The progressive left, however, was also confounded. For years, the left has criticized U.S. interventions designed to impose American-style democracy abroad, often causing long-term instability. Now, Trump’s snub of Israel, including Netanyahu’s humiliating trip to Washington last month with nothing to show for it, seemed like the bold disengagement many hoped Biden would pursue before this war spiralled into mass death, destruction, and starvation.
But this is no cause for celebration. Trump’s foreign policy is not grounded in values. Not in justice, peace, or human rights. His isolationist pivot does not stem from concern for Palestinians or democratic integrity; it stems from a disdain for the liberal world order and an embrace of transactional politics, where loyalty goes to the highest bidder.
This isn’t principled non-intervention, it’s the resurrection of imperialism, of "might makes right," of alliances with strongmen and autocrats. His past flirtations with annexing Greenland and Canada have not been abandoned or sidelined, but the opposite - he is showing us exactly how little he cares about borders, international law, and self-determination, now in both word and deed.

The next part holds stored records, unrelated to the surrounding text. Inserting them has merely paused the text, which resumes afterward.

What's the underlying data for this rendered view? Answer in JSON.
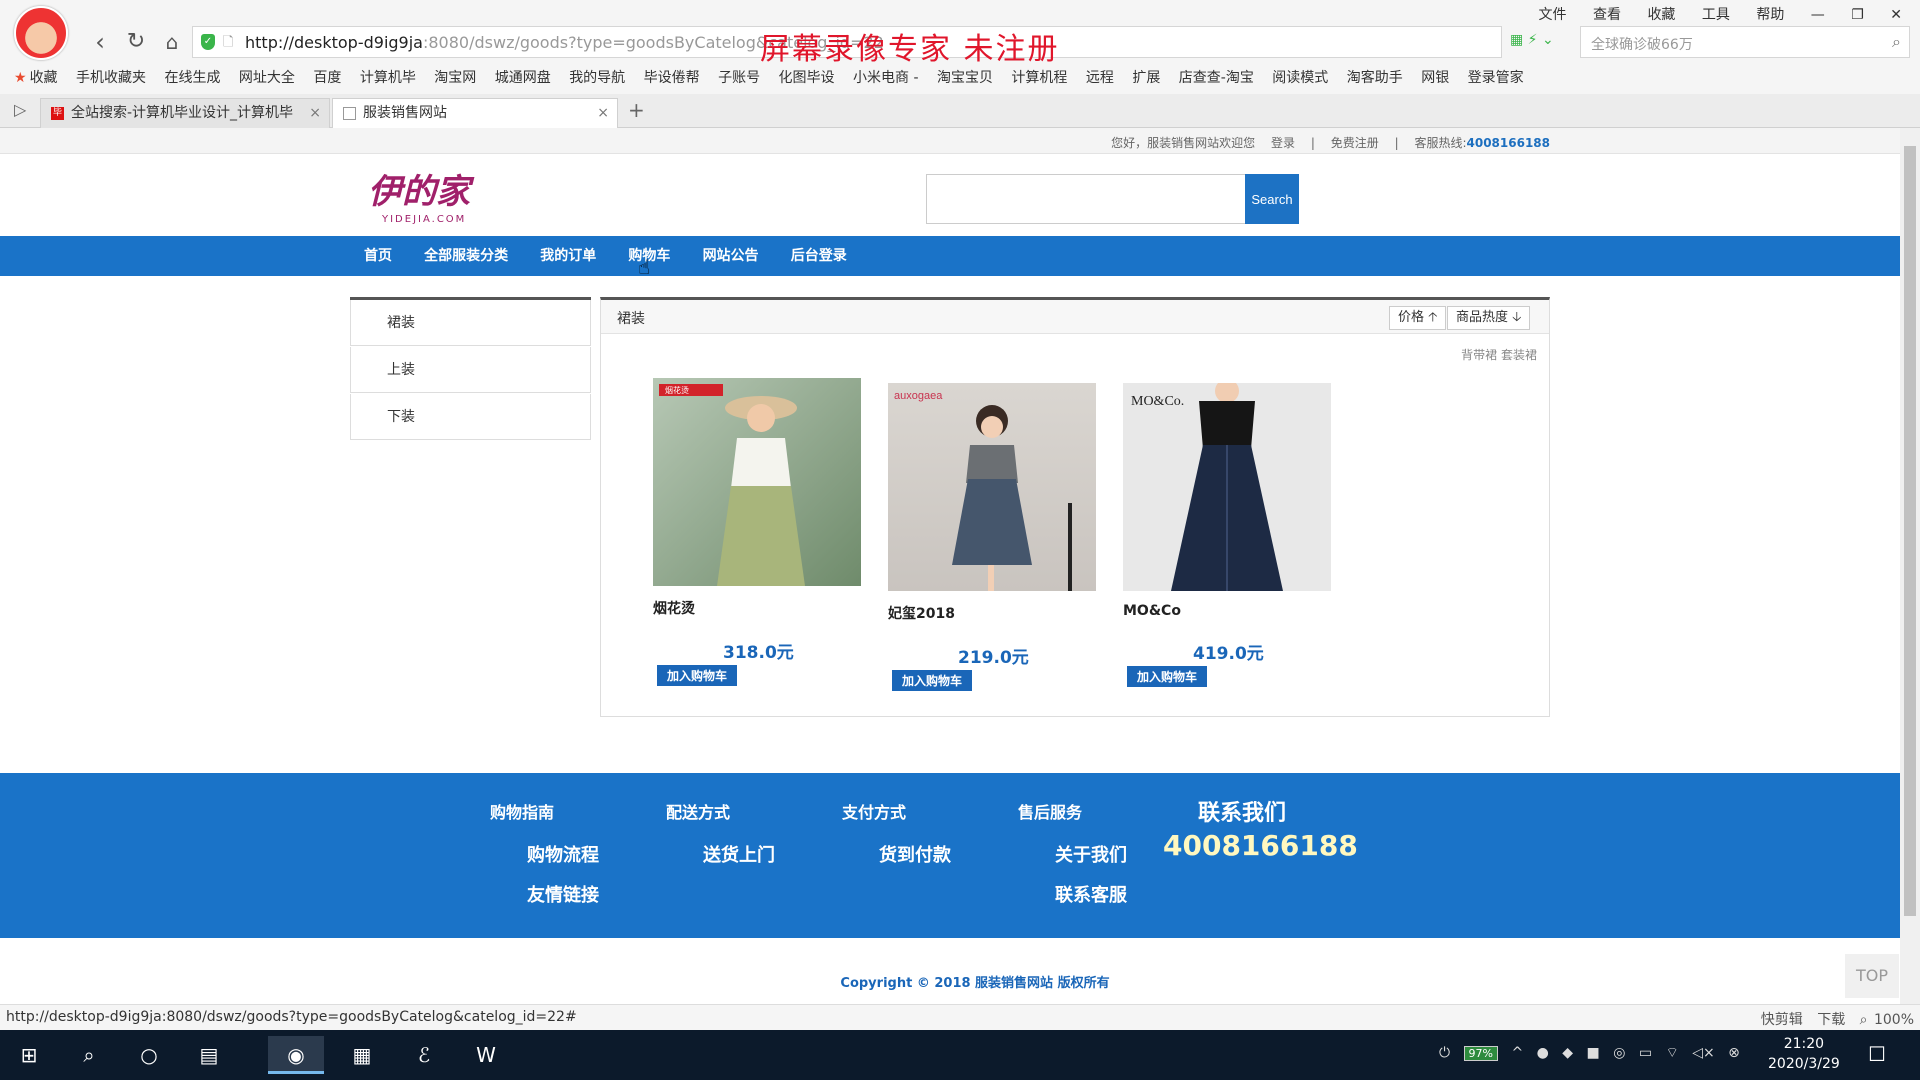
{
  "browser": {
    "url_host": "http://desktop-d9ig9ja",
    "url_rest": ":8080/dswz/goods?type=goodsByCatelog&catelog_id=22",
    "watermark": "屏幕录像专家  未注册",
    "search_placeholder": "全球确诊破66万",
    "menu": [
      "文件",
      "查看",
      "收藏",
      "工具",
      "帮助"
    ],
    "bookmarks": [
      "收藏",
      "手机收藏夹",
      "在线生成",
      "网址大全",
      "百度",
      "计算机毕",
      "淘宝网",
      "城通网盘",
      "我的导航",
      "毕设倦帮",
      "子账号",
      "化图毕设",
      "小米电商 -",
      "淘宝宝贝",
      "计算机程",
      "远程",
      "扩展",
      "店查查-淘宝",
      "阅读模式",
      "淘客助手",
      "网银",
      "登录管家"
    ],
    "tabs": [
      {
        "title": "全站搜索-计算机毕业设计_计算机毕"
      },
      {
        "title": "服装销售网站"
      }
    ],
    "status_url": "http://desktop-d9ig9ja:8080/dswz/goods?type=goodsByCatelog&catelog_id=22#",
    "status_items": [
      "快剪辑",
      "下载",
      "100%"
    ]
  },
  "site": {
    "topbar": {
      "welcome": "您好，服装销售网站欢迎您",
      "login": "登录",
      "register": "免费注册",
      "hotline_label": "客服热线:",
      "hotline": "4008166188"
    },
    "logo": {
      "script": "伊的家",
      "sub": "YIDEJIA.COM"
    },
    "search_button": "Search",
    "nav": [
      "首页",
      "全部服装分类",
      "我的订单",
      "购物车",
      "网站公告",
      "后台登录"
    ],
    "sidebar": [
      "裙装",
      "上装",
      "下装"
    ],
    "content": {
      "title": "裙装",
      "sort_price": "价格 🡡",
      "sort_hot": "商品热度 🡣",
      "tags": "背带裙 套装裙",
      "cart_label": "加入购物车"
    },
    "products": [
      {
        "name": "烟花烫",
        "price": "318.0元",
        "brand_tag": "烟花烫"
      },
      {
        "name": "妃玺2018",
        "price": "219.0元",
        "brand_tag": "auxogaea"
      },
      {
        "name": "MO&Co",
        "price": "419.0元",
        "brand_tag": "MO&Co."
      }
    ],
    "footer": {
      "cols": [
        "购物指南",
        "配送方式",
        "支付方式",
        "售后服务"
      ],
      "links": [
        "购物流程",
        "送货上门",
        "货到付款",
        "关于我们",
        "友情链接",
        "联系客服"
      ],
      "contact_title": "联系我们",
      "hotline": "4008166188"
    },
    "copyright": "Copyright © 2018 服装销售网站 版权所有",
    "top_button": "TOP"
  },
  "taskbar": {
    "battery": "97%",
    "time": "21:20",
    "date": "2020/3/29"
  }
}
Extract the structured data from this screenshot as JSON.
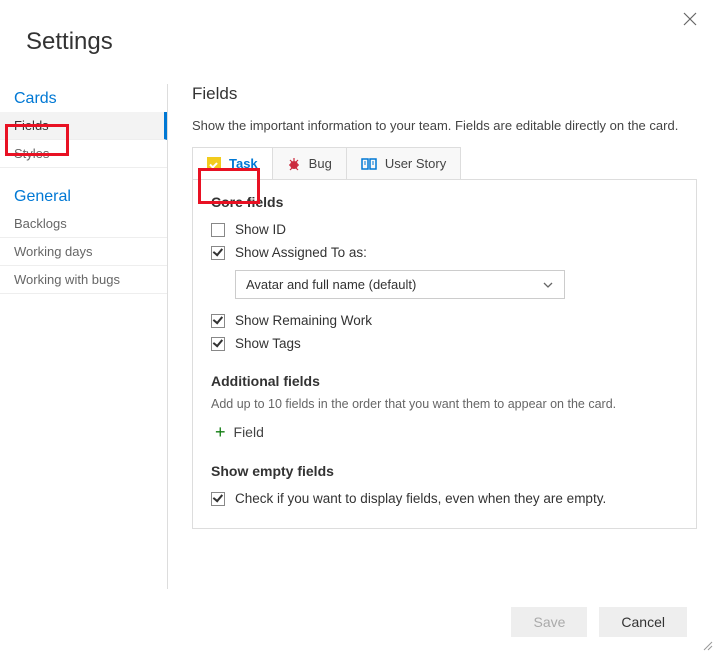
{
  "title": "Settings",
  "sidebar": {
    "groups": [
      {
        "heading": "Cards",
        "items": [
          {
            "label": "Fields",
            "active": true
          },
          {
            "label": "Styles"
          }
        ]
      },
      {
        "heading": "General",
        "items": [
          {
            "label": "Backlogs"
          },
          {
            "label": "Working days"
          },
          {
            "label": "Working with bugs"
          }
        ]
      }
    ]
  },
  "main": {
    "heading": "Fields",
    "description": "Show the important information to your team. Fields are editable directly on the card.",
    "tabs": [
      {
        "label": "Task",
        "icon": "task-icon",
        "active": true
      },
      {
        "label": "Bug",
        "icon": "bug-icon"
      },
      {
        "label": "User Story",
        "icon": "story-icon"
      }
    ],
    "core": {
      "title": "Core fields",
      "show_id": {
        "label": "Show ID",
        "checked": false
      },
      "show_assigned": {
        "label": "Show Assigned To as:",
        "checked": true
      },
      "assigned_dropdown": "Avatar and full name (default)",
      "show_remaining": {
        "label": "Show Remaining Work",
        "checked": true
      },
      "show_tags": {
        "label": "Show Tags",
        "checked": true
      }
    },
    "additional": {
      "title": "Additional fields",
      "subtext": "Add up to 10 fields in the order that you want them to appear on the card.",
      "add_label": "Field"
    },
    "empty": {
      "title": "Show empty fields",
      "label": "Check if you want to display fields, even when they are empty.",
      "checked": true
    }
  },
  "footer": {
    "save": "Save",
    "cancel": "Cancel"
  }
}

In Trump’s world order, preference is not given to those with whom there are shared values but rather, to the highest bidder. And in that world, Israeli leadership, long accustomed to special treatment, may find itself dangerously outmatched.
The pro-Israel right must rethink what it means to be a true "friend of Israel." If they have the ear of Netanyahu and his allies more than those of us who have long argued that being a "friend of Israel" does not mean blind loyalty, they must now use that influence and confront the reality: blind loyalty has not protected Israel. It has isolated it and imperilled its future.
Progressives, too, must tread carefully. Applauding Trump’s moves simply because they undermine Netanyahu is short-sighted. These shifts also undermine democratic norms, multilateralism, and the international order that supports self-determination - not just for Israelis, but for Palestinians as well.
As some look to Trump’s unpredictability as a potential shortcut to ending the war in Gaza, they must not lose sight of the broader picture. The occupied West Bank is literally and figuratively on fire. The IDF and settlers act with impunity. U.S. sanctions on violent settlers have been revoked, emboldening an already aggressive movement.
At the same time, the Palestinian Authority is increasingly marginalized. Even as Palestinian President Mahmoud Abbas appeared via video at a joint Israeli-Palestinian peace rally, committing to non-violence and a two-state solution between the river and the sea, U.S. negotiations are being held with Hamas - a move that weakens the PA further and signals a return to the dangerous "status quo" that helped lead to October 7.
Now, with the U.S. reshuffling its alliances, the stakes are rising, not just for Palestinians, but for Israel’s long-term security as well.
If there is a lesson in all of this, it is that isolation, whether self-imposed or externally reinforced, is not a strategy, it's a warning. Am levadad yishkon - a nation that dwells alone - was never meant to be aspirational.
In today’s world of volatile alliances and transactional politics, Israel’s refusal to adapt, reflect, or engage meaningfully is not resilience. It is recklessness. The hubris that led to October 7 is not a closed chapter, it is a trajectory. And without course correction, it points toward something far more catastrophic.
This is not just a political failure. It is a failure of Zionism itself. A Jewish state that cannot safeguard its citizens, that alienates allies, that abandons democratic principles and moral clarity, is not fulfilling its founding promise; it is betraying it.
The critique of the Netanyahu government is no longer the domain of dissenters or diaspora activists. It is the most urgent existential reckoning the state has faced. To defend Israel, one must now challenge the very government that claims to act in its name.